Patiromer Lowers Serum Potassium When Taken without Food: Comparison to Dosing with Food from an Open-Label, Randomized, Parallel Group Hyperkalemia Study

Abstract

Background: Patiromer is a sodium-free, nonabsorbed, potassium binder approved for treatment of hyperkalemia. This open-label study compares the efficacy and safety of patiromer administered without food versus with food.

Methods: Adults with hyperkalemia (potassium ≥5.0 mEq/L) were randomized (1:1) to receive patiromer once daily without food or with food for 4 weeks. The dosage was adjusted (maximum: 25.2 g/day) using a prespecified titration schedule to achieve and maintain potassium within a target range (3.8-5.0 mEq/L).
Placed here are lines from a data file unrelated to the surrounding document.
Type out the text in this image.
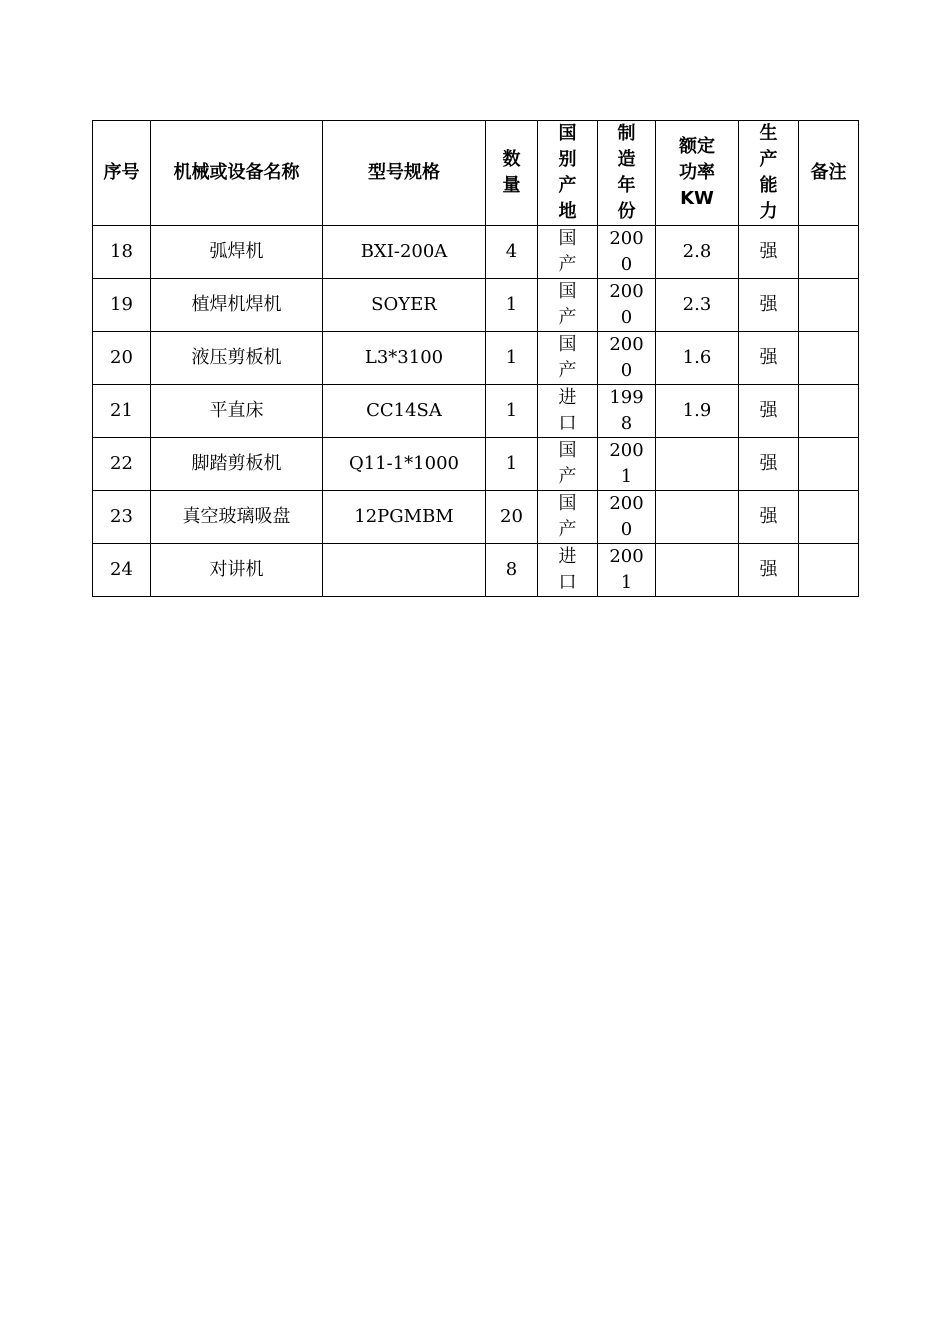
序号	机械或设备名称	型号规格	数量	国别产地	制造年份	额定功率KW	生产能力	备注
18	弧焊机	BXI-200A	4	国产	2000	2.8	强	
19	植焊机焊机	SOYER	1	国产	2000	2.3	强	
20	液压剪板机	L3*3100	1	国产	2000	1.6	强	
21	平直床	CC14SA	1	进口	1998	1.9	强	
22	脚踏剪板机	Q11-1*1000	1	国产	2001		强	
23	真空玻璃吸盘	12PGMBM	20	国产	2000		强	
24	对讲机		8	进口	2001		强	
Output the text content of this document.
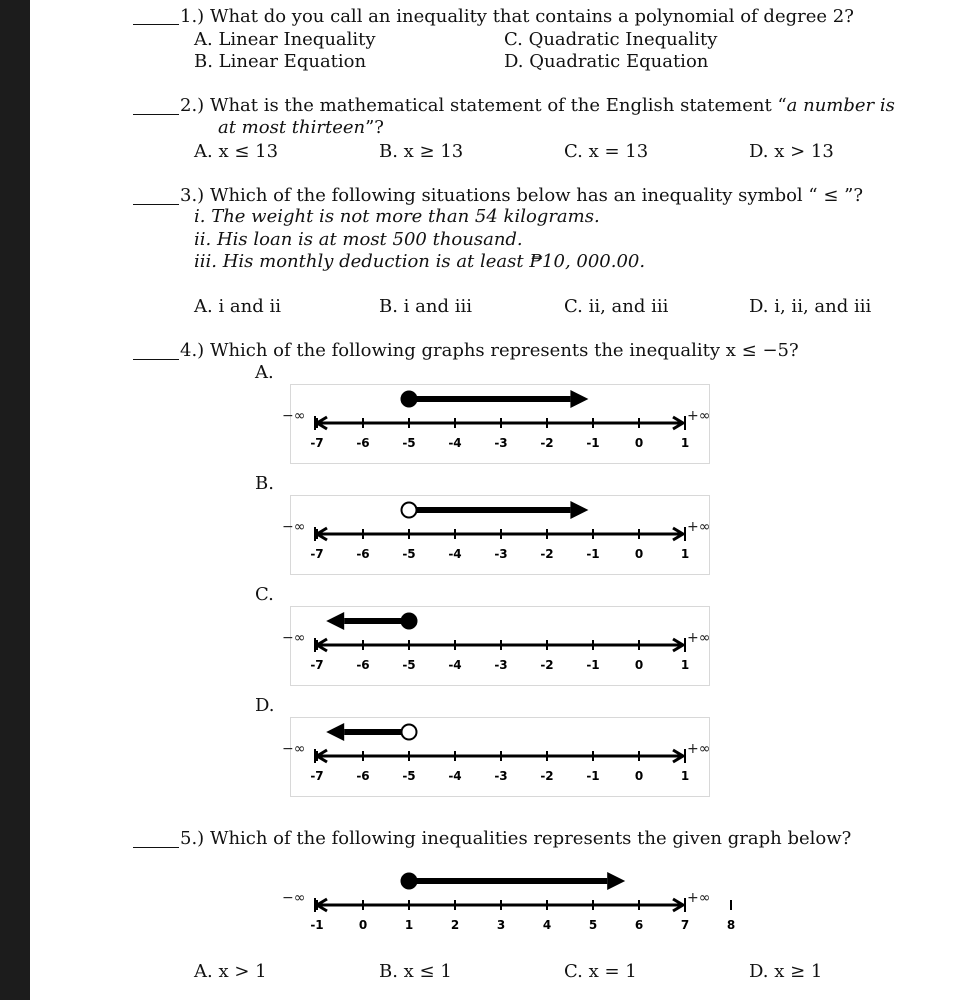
1.) What do you call an inequality that contains a polynomial of degree 2?
A. Linear Inequality
B. Linear Equation
C. Quadratic Inequality
D. Quadratic Equation
2.) What is the mathematical statement of the English statement “a number is
at most thirteen”?
A. x ≤ 13	B. x ≥ 13	C. x = 13	D. x > 13
3.) Which of the following situations below has an inequality symbol “ ≤ ”?
i. The weight is not more than 54 kilograms.
ii. His loan is at most 500 thousand.
iii. His monthly deduction is at least ₱10, 000.00.
A. i and ii	B. i and iii	C. ii, and iii	D. i, ii, and iii
4.) Which of the following graphs represents the inequality x ≤ −5?
A.
−∞	+∞
-7	-6	-5	-4	-3	-2	-1	0	1
B.
−∞	+∞
-7	-6	-5	-4	-3	-2	-1	0	1
C.
−∞	+∞
-7	-6	-5	-4	-3	-2	-1	0	1
D.
−∞	+∞
-7	-6	-5	-4	-3	-2	-1	0	1
5.) Which of the following inequalities represents the given graph below?
−∞	+∞
-1	0	1	2	3	4	5	6	7	8
A. x > 1	B. x ≤ 1	C. x = 1	D. x ≥ 1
The primary efficacy endpoint was the proportion of patients with serum potassium in the target range at either week 3 or week 4. Safety was assessed by adverse events (AEs) and laboratory testing.

Results: Efficacy was evaluated in 112 patients; 65.2% were ≥65 years of age, 75.9% had chronic kidney disease, and 82.1% had diabetes. Baseline mean serum potassium was similar in the without-food (5.44 mEq/L) and with-food (5.34 mEq/L) groups. The primary endpoint was achieved by 87.3% (95% CI 75.5-94.7) and 82.5% (95% CI 70.1-91.3) of patients in the with-food and without-food groups, respectively; least squares mean changes in serum potassium from baseline to week 4 were -0.65 and -0.62 mEq/L, respectively (p < 0.0001). The most common AEs were diarrhea and constipation. Serum K+ remained ≥3.5 mEq/L in all patients; 5 patients developed serum magnesium <1.4 mg/dL, including 4 whose baseline magnesium was below the lower limit of normal.

Conclusion: Patiromer is equally effective and well tolerated when taken without food or with food, thereby offering the potential for dosing flexibility.

Keywords: Hyperkalemia; Patiromer; Potassium.

Fig. 1

Study schema for without-food and with-food dosing. ↑, scheduled blood draw; B, baseline; F1, follow-up; F2, follow-up visit 2; HK, hyperkalemia; QD, once daily; R, randomized; * At the baseline visit (day 1), patients remained fasted from the evening before and blood samples were obtained immediately prior to the initial 8.4 g dose of patiromer (baseline/hour 0); patients were provided with a light meal after the 1-h blood draw. Starting day 2, patients began the starting dose of 8.4 g patiromer QD with food or without food based on their assigned treatment group.

Fig. 2

CONSORT diagram. ^a Screen failure: patients who met all study entry criteria except for local potassium at the screening visit could be re-screened once. More than one reason for screening failure may have been reported for a patient. Re-screened patients that had the same screen failure reason were only counted once for that reason.

Fig. 3

Mean (SE) serum potassium over time. The shaded box represents the target range for serum K⁺ (3.8–5.0 mEq/L). BL, baseline; K⁺, potassium; PwoF, patiromer without food; PwF, patiromer with food.

Fig. 4

Forest plot of responders at either week 3 or 4 by subgroup. DM, diabetes mellitus; eGFR, estimated glomerular filtration rate; K⁺, potassium. p = ns for all interactions between treatment groups, by chi-square test.